Share via

Error message: interaction_required: AADSTS5000225:

victor campos 0 Reputation points
2026-05-21T02:30:21.1866667+00:00

Error message: interaction_required: AADSTS5000225:

Microsoft 365 and Office | Subscription, account, billing | For business | Other
0 comments

1 answer

Sort by: Most helpful
Most helpful Newest Oldest

  1. AI answer

    2026-05-21T02:30:35.23+00:00

    The error interaction_required: AADSTS5000225 indicates that:

    1. interaction_required means user interaction is needed to complete authentication. In MSAL libraries this is surfaced as an InteractionRequiredAuthError, which is thrown when the user must perform an interactive sign-in to get a token with updated claims.
    2. AADSTS5000225: This tenant has been blocked due to inactivity means the Azure AD (Microsoft Entra ID) tenant associated with the account has been blocked because it has been inactive beyond Microsoft’s inactivity threshold.

    Key points from the documented behavior:

    • When a tenant is inactive for more than 200 days past the billing cycle, it is blocked and sign-in is prevented with error AADSTS5000225.
    • After the tenant is blocked, there is a 20‑day grace period during which the tenant administrator can request reactivation.
    • If more than 20 days have passed since the block, the tenant is permanently deleted and cannot be recovered.

    Mitigation options depending on the situation:

    1. If the tenant has been blocked for less than 20 days
      • A tenant administrator must contact Microsoft support to request tenant reactivation. Administrators can use the global support phone numbers listed in Microsoft documentation.
      • Do not open multiple support requests for the same issue while an existing case is in progress.
    2. If the tenant is already deleted (blocked for more than 20 days)
      • The tenant cannot be recovered.

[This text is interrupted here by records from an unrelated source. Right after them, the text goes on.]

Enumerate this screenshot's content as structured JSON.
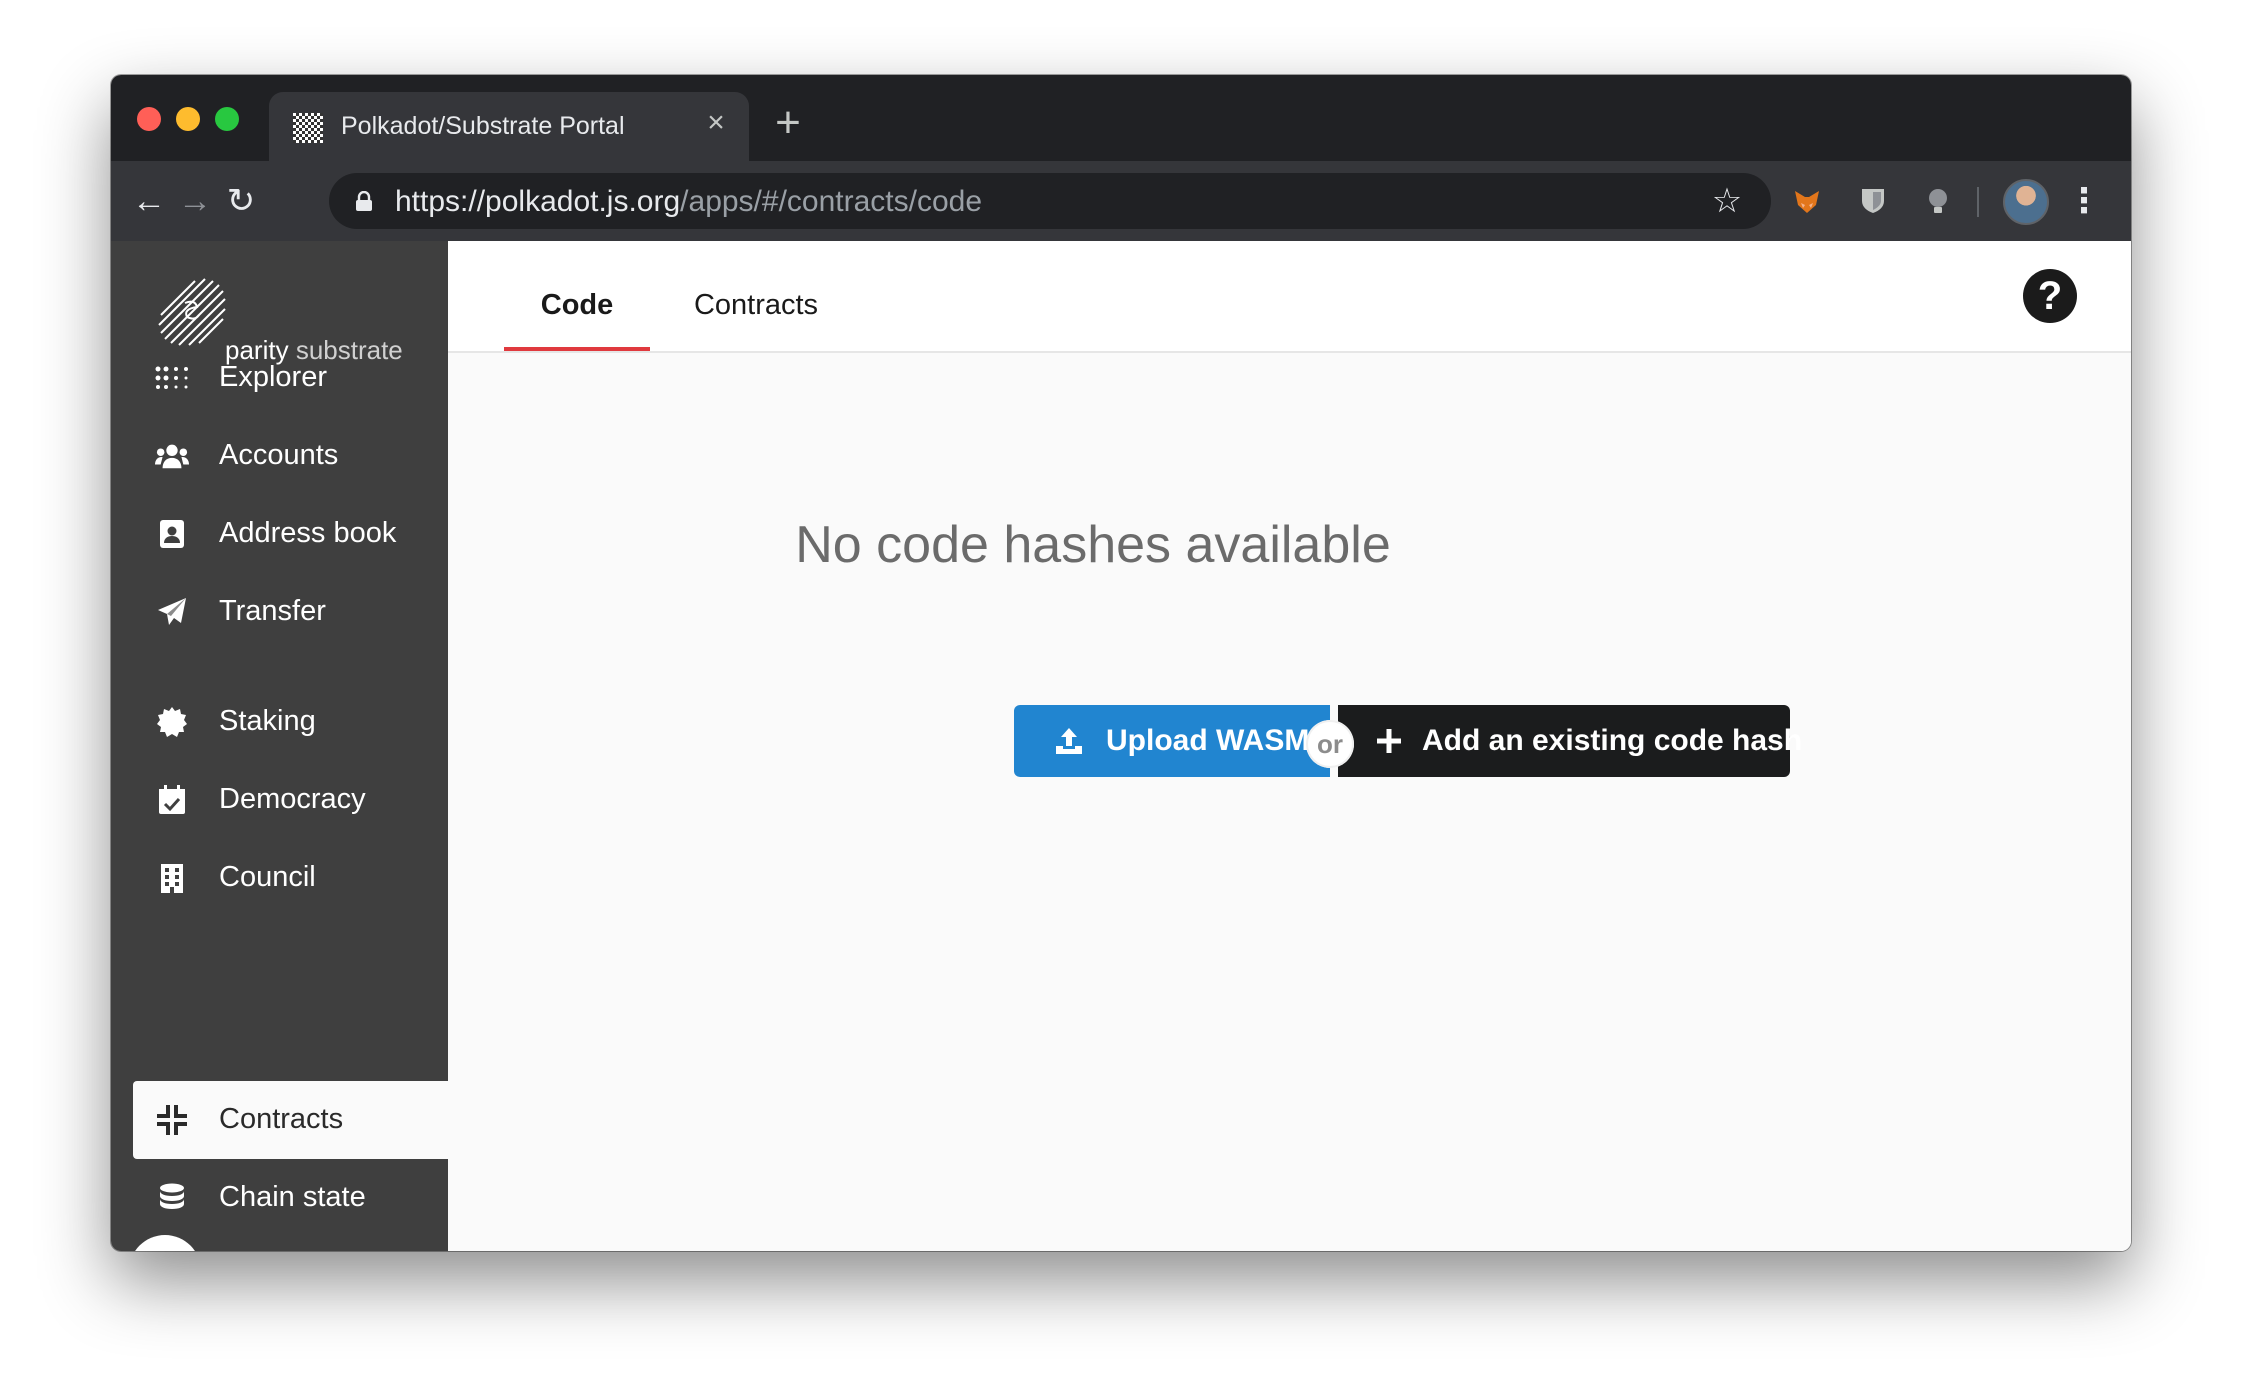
{
  "browser": {
    "tab_title": "Polkadot/Substrate Portal",
    "url_host": "https://polkadot.js.org",
    "url_path": "/apps/#/contracts/code"
  },
  "sidebar": {
    "logo_word1": "parity",
    "logo_word2": "substrate",
    "items": [
      {
        "label": "Explorer",
        "icon": "grid-dots-icon"
      },
      {
        "label": "Accounts",
        "icon": "users-icon"
      },
      {
        "label": "Address book",
        "icon": "address-book-icon"
      },
      {
        "label": "Transfer",
        "icon": "paper-plane-icon"
      },
      {
        "label": "Staking",
        "icon": "certificate-icon"
      },
      {
        "label": "Democracy",
        "icon": "calendar-check-icon"
      },
      {
        "label": "Council",
        "icon": "building-icon"
      },
      {
        "label": "Contracts",
        "icon": "compress-icon",
        "active": true
      },
      {
        "label": "Chain state",
        "icon": "database-icon"
      }
    ],
    "collapse_glyph": "«"
  },
  "main": {
    "tabs": [
      {
        "label": "Code",
        "active": true
      },
      {
        "label": "Contracts",
        "active": false
      }
    ],
    "empty_message": "No code hashes available",
    "upload_label": "Upload WASM",
    "or_label": "or",
    "add_label": "Add an existing code hash"
  },
  "colors": {
    "accent_blue": "#2185d0",
    "active_tab_underline": "#e0393e",
    "sidebar_bg": "#3f3f3f"
  }
}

A new tenant must be created and associated with the account if Azure services are needed again.
    3. If the account is a new/free Azure account that shows this error
      • In some reported cases, going to https://signup.azure.com in a clean browser session (incognito, with all site data cleared) and signing in with the same email allowed the user to continue setup or upgrade the free account to Pay‑As‑You‑Go, which then restored portal access.
    4. If sign-in is blocked but the browser may be causing issues
      • Sign out of all Microsoft accounts in the browser.
      • Clear all site data/cookies for Microsoft/Azure sites.
      • Try signing in again, including using tenant-specific URLs such as:
        • https://portal.azure.com/<TenantId>
        • https://portal.azure.com/<yourTenantName>.onmicrosoft.com
    5. If the goal is only to use Microsoft Authenticator or Entra ID with a different or new tenant
      • Create a new tenant (if able to sign in to https://entra.microsoft.com/ with the account) under Entra ID → Overview → Manage tenants, then use that tenant’s domain (e.g. xxx.onmicrosoft.com) when accessing the Azure portal.

    For MSAL-based applications receiving interaction_required in code:

    • For public client applications (IPublicClientApplication), call AcquireTokenInteractive so the user can sign in interactively.
    • For confidential client applications, inspect the Claims property on the exception and follow the documented claims challenge handling.

    If the tenant is truly blocked due to inactivity and within the 20‑day window, only Microsoft support can reactivate it; otherwise a new tenant is required.

    References:

    AI-generated content may be incorrect. Read our transparency notes for more information.

    Was this answer helpful?

Your answer

Answers can be marked as 'Accepted' by the question author and 'Recommended' by moderators, which helps users know the answer solved the author's problem.